Kinshasa, DR Congo | AFP | Eight people were killed Sunday and dozens arrested as security forces in DR Congo cracked down on Catholic worshippers who gathered at churches across the country to demand President Joseph Kabila leave power, a UN source said.

Despite appeals notably from the United Nations to respect people’s right to protest, troops fired tear gas into churches and bullets in the air to break up gatherings at Catholic masses, in one case arresting 12 altar boys leading a protest in Kinshasa.

Internet links were also down as church and opposition groups defied a ban by authorities to push ahead with the demonstrations.

“Eight deaths — seven in Kinshasa and one in Kananga,” in central Democratic Republic of Congo, the source told AFP, adding there had been “82 arrests, including priests, in the capital and “41 in the rest of the country.”

At least four dead were civilians in the vast, mineral-rich central African country, wracked by tension over delayed elections. A government statement said one policeman had also been killed.

“Two young people were killed in the parish of Saint-Alphonse de Matete,” in the east of the country, while another died in the Masina area, police spokesman Colonel Pierrot-Rombaut Mwanamputu said in a televised statement.

– Journalists threatened –

An AFP reporter at a demonstration in the central city of Kananga saw a man shot in the chest by soldiers who opened fire on worshippers gathered for what church leaders said would be a peaceful protest.

In Kinshasa, AFP counted at least 15 people hurt and two more in the country’s second-biggest city, Lubumbashi.

The protesters were seeking a promise from Kabila that he will not seek to further extend his time in power in the mostly Catholic former Belgian colony.

Kabila has been in power since 2001. Elections to replace him have been delayed and are currently set for December 2018.

The United Nations says dozens of people have been killed during anti-government protests this year.

Impatience boiled over on Sunday, with all the country’s main opposition and civil society groups joining in the call for peaceful protests.

One army officer threatened a team of AFP reporters covering the crackdown at St. Michael’s church in Kinshasa.

“If you don’t clear out of here, I’ll order that you be shot at,” he said.

“Press, or not, no one is allowed inside. What’s more, you have a white man with you — that’s a race that causes us problems.”

A journalist for French radio station RFI was briefly detained, AFP reporters saw.

– Soldiers storm church –

A churchgoer who asked not to be named described to AFP how officers dispersed worshippers from one mass in Kinshasa.

“While we were praying, the soldiers and the police entered the church compound and fired tear gas in the church,” he said.

One parishioner who identified herself as Chantal said: “People fell, first-aiders are resuscitating old ladies who have fallen” — but added the priest carried on saying mass.

At the Notre Dame cathedral in the northern Lingwala district of Kinshasa, security forces deployed tear gas as opposition leader Felix Tshisekedi arrived, AFP reporters said.

After the altar boys dressed in their liturgical robes were detained other protesters started singing for the Virgin Mary to “make Kabila go”.

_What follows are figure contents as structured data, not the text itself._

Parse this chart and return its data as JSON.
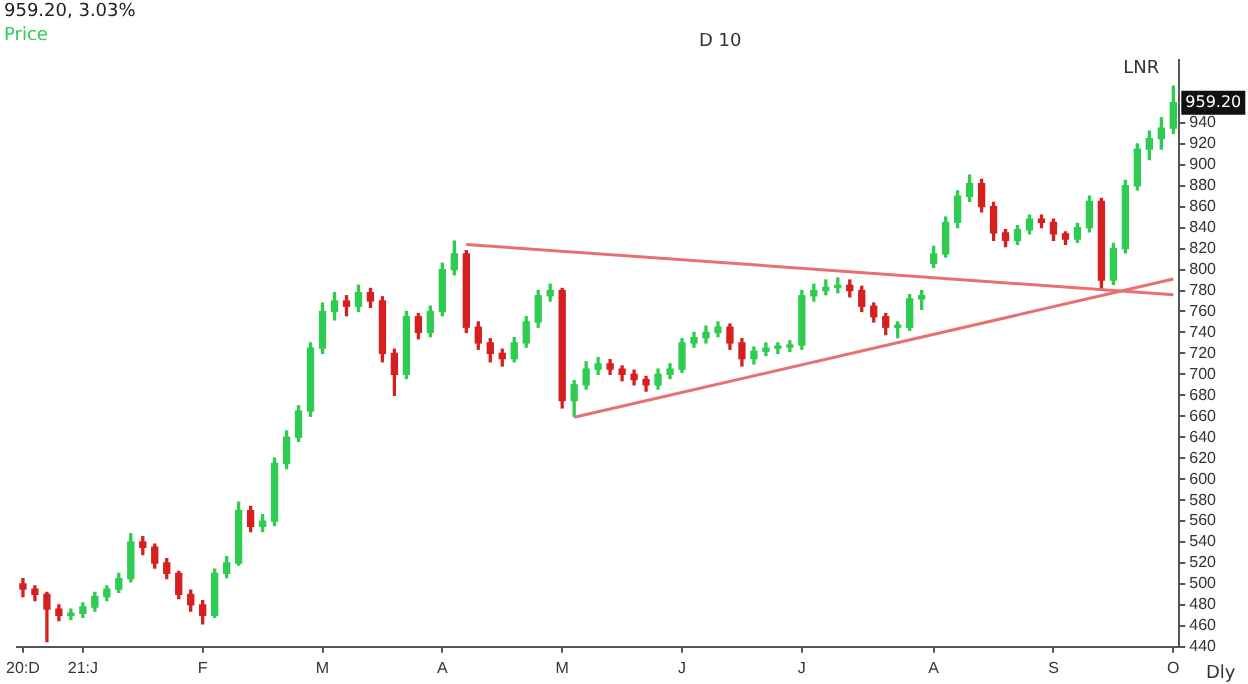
{
  "chart_data": {
    "type": "candlestick",
    "title": "959.20, 3.03%",
    "subtitle": "Price",
    "categories": [
      "20:D",
      null,
      null,
      null,
      null,
      "21:J",
      null,
      null,
      null,
      null,
      null,
      null,
      null,
      null,
      null,
      "F",
      null,
      null,
      null,
      null,
      null,
      null,
      null,
      null,
      null,
      "M",
      null,
      null,
      null,
      null,
      null,
      null,
      null,
      null,
      null,
      "A",
      null,
      null,
      null,
      null,
      null,
      null,
      null,
      null,
      null,
      "M",
      null,
      null,
      null,
      null,
      null,
      null,
      null,
      null,
      null,
      "J",
      null,
      null,
      null,
      null,
      null,
      null,
      null,
      null,
      null,
      "J",
      null,
      null,
      null,
      null,
      null,
      null,
      null,
      null,
      null,
      null,
      "A",
      null,
      null,
      null,
      null,
      null,
      null,
      null,
      null,
      null,
      "S",
      null,
      null,
      null,
      null,
      null,
      null,
      null,
      null,
      null,
      "O"
    ],
    "ohlc": [
      [
        500,
        505,
        488,
        495
      ],
      [
        495,
        498,
        484,
        490
      ],
      [
        490,
        492,
        445,
        476
      ],
      [
        476,
        480,
        465,
        470
      ],
      [
        470,
        476,
        466,
        472
      ],
      [
        472,
        482,
        468,
        478
      ],
      [
        478,
        492,
        474,
        488
      ],
      [
        488,
        498,
        484,
        495
      ],
      [
        495,
        510,
        492,
        505
      ],
      [
        505,
        548,
        502,
        540
      ],
      [
        540,
        545,
        528,
        535
      ],
      [
        535,
        538,
        515,
        520
      ],
      [
        520,
        524,
        505,
        510
      ],
      [
        510,
        512,
        486,
        490
      ],
      [
        490,
        494,
        474,
        480
      ],
      [
        480,
        484,
        462,
        470
      ],
      [
        470,
        514,
        468,
        510
      ],
      [
        510,
        526,
        506,
        520
      ],
      [
        520,
        578,
        518,
        570
      ],
      [
        570,
        574,
        550,
        555
      ],
      [
        555,
        566,
        550,
        560
      ],
      [
        560,
        620,
        556,
        615
      ],
      [
        615,
        646,
        610,
        640
      ],
      [
        640,
        670,
        636,
        665
      ],
      [
        665,
        730,
        660,
        725
      ],
      [
        725,
        768,
        720,
        760
      ],
      [
        760,
        778,
        752,
        770
      ],
      [
        770,
        775,
        756,
        765
      ],
      [
        765,
        785,
        760,
        778
      ],
      [
        778,
        782,
        764,
        770
      ],
      [
        770,
        774,
        712,
        720
      ],
      [
        720,
        724,
        680,
        700
      ],
      [
        700,
        760,
        696,
        755
      ],
      [
        755,
        758,
        734,
        740
      ],
      [
        740,
        765,
        736,
        760
      ],
      [
        760,
        806,
        756,
        800
      ],
      [
        800,
        827,
        795,
        815
      ],
      [
        815,
        818,
        740,
        745
      ],
      [
        745,
        750,
        724,
        730
      ],
      [
        730,
        734,
        712,
        720
      ],
      [
        720,
        724,
        708,
        715
      ],
      [
        715,
        735,
        712,
        730
      ],
      [
        730,
        755,
        726,
        750
      ],
      [
        750,
        780,
        745,
        775
      ],
      [
        775,
        786,
        770,
        780
      ],
      [
        780,
        782,
        668,
        675
      ],
      [
        675,
        694,
        660,
        690
      ],
      [
        690,
        712,
        686,
        705
      ],
      [
        705,
        716,
        700,
        710
      ],
      [
        710,
        714,
        700,
        705
      ],
      [
        705,
        708,
        694,
        700
      ],
      [
        700,
        704,
        690,
        695
      ],
      [
        695,
        698,
        684,
        690
      ],
      [
        690,
        705,
        686,
        700
      ],
      [
        700,
        710,
        696,
        705
      ],
      [
        705,
        734,
        702,
        730
      ],
      [
        730,
        740,
        726,
        735
      ],
      [
        735,
        746,
        730,
        740
      ],
      [
        740,
        750,
        736,
        745
      ],
      [
        745,
        748,
        724,
        730
      ],
      [
        730,
        734,
        708,
        715
      ],
      [
        715,
        726,
        710,
        722
      ],
      [
        722,
        730,
        718,
        725
      ],
      [
        725,
        730,
        720,
        726
      ],
      [
        726,
        732,
        722,
        728
      ],
      [
        728,
        780,
        724,
        775
      ],
      [
        775,
        786,
        770,
        780
      ],
      [
        780,
        790,
        776,
        783
      ],
      [
        783,
        792,
        778,
        785
      ],
      [
        785,
        790,
        774,
        780
      ],
      [
        780,
        784,
        760,
        765
      ],
      [
        765,
        768,
        750,
        755
      ],
      [
        755,
        758,
        738,
        745
      ],
      [
        745,
        750,
        735,
        745
      ],
      [
        745,
        776,
        742,
        772
      ],
      [
        772,
        780,
        762,
        775
      ],
      [
        806,
        822,
        802,
        815
      ],
      [
        815,
        850,
        812,
        845
      ],
      [
        845,
        875,
        840,
        870
      ],
      [
        870,
        890,
        865,
        882
      ],
      [
        882,
        886,
        855,
        860
      ],
      [
        860,
        864,
        828,
        835
      ],
      [
        835,
        838,
        822,
        828
      ],
      [
        828,
        842,
        824,
        838
      ],
      [
        838,
        852,
        834,
        848
      ],
      [
        848,
        852,
        840,
        845
      ],
      [
        845,
        848,
        828,
        834
      ],
      [
        834,
        836,
        824,
        829
      ],
      [
        829,
        844,
        826,
        840
      ],
      [
        840,
        870,
        836,
        865
      ],
      [
        865,
        868,
        781,
        790
      ],
      [
        790,
        825,
        786,
        820
      ],
      [
        820,
        885,
        816,
        880
      ],
      [
        880,
        920,
        876,
        915
      ],
      [
        915,
        932,
        905,
        925
      ],
      [
        925,
        945,
        915,
        935
      ],
      [
        935,
        975,
        930,
        959.2
      ]
    ],
    "series": [
      {
        "type": "line",
        "color": "#e87070",
        "values": [
          null,
          null,
          null,
          null,
          null,
          null,
          null,
          null,
          null,
          null,
          null,
          null,
          null,
          null,
          null,
          null,
          null,
          null,
          null,
          null,
          null,
          null,
          null,
          null,
          null,
          null,
          null,
          null,
          null,
          null,
          null,
          null,
          null,
          null,
          null,
          null,
          null,
          824,
          null,
          null,
          null,
          null,
          null,
          null,
          null,
          null,
          null,
          null,
          null,
          null,
          null,
          null,
          null,
          null,
          null,
          null,
          null,
          null,
          null,
          null,
          null,
          null,
          null,
          null,
          null,
          null,
          null,
          null,
          null,
          null,
          null,
          null,
          null,
          null,
          null,
          null,
          null,
          null,
          null,
          null,
          null,
          null,
          null,
          null,
          null,
          null,
          null,
          null,
          null,
          null,
          null,
          null,
          null,
          null,
          null,
          null,
          776
        ]
      },
      {
        "type": "line",
        "color": "#e87070",
        "values": [
          null,
          null,
          null,
          null,
          null,
          null,
          null,
          null,
          null,
          null,
          null,
          null,
          null,
          null,
          null,
          null,
          null,
          null,
          null,
          null,
          null,
          null,
          null,
          null,
          null,
          null,
          null,
          null,
          null,
          null,
          null,
          null,
          null,
          null,
          null,
          null,
          null,
          null,
          null,
          null,
          null,
          null,
          null,
          null,
          null,
          null,
          659,
          null,
          null,
          null,
          null,
          null,
          null,
          null,
          null,
          null,
          null,
          null,
          null,
          null,
          null,
          null,
          null,
          null,
          null,
          null,
          null,
          null,
          null,
          null,
          null,
          null,
          null,
          null,
          null,
          null,
          null,
          null,
          null,
          null,
          null,
          null,
          null,
          null,
          null,
          null,
          null,
          null,
          null,
          null,
          null,
          null,
          null,
          null,
          null,
          null,
          791
        ]
      }
    ],
    "ylim": [
      440,
      1000
    ],
    "yticks": [
      440,
      460,
      480,
      500,
      520,
      540,
      560,
      580,
      600,
      620,
      640,
      660,
      680,
      700,
      720,
      740,
      760,
      780,
      800,
      820,
      840,
      860,
      880,
      900,
      920,
      940
    ],
    "annotations": [
      "D 10",
      "LNR",
      "Dly",
      "959.20"
    ]
  }
}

Catholics of Kinshasa’s “Lay Coordinating Committee” had invited worshippers to walk, holding bibles, rosaries and crucifixes, after mass.

– Elections delayed –

The country has not had a peaceful transition of power since independence from Belgium in 1960.

Kabila succeeded his assassinated father Laurent Kabila in 2001 and refused to step down at the end of his second and final term in December 2016.

Elections had been due to take place by the end of this year under a church-mediated deal but were further delayed, outraging Kabila’s opponents.

The poll is now scheduled for December 23, 2018.

Government spokesman Lambert Mende earlier alleged that “weapons of war have been distributed” by opponents of the government.

“These destabilising acts of agitation aim to create an atmosphere of insurrection which would enable them to seize power in our country by undemocratic means,” he said, citing a government report.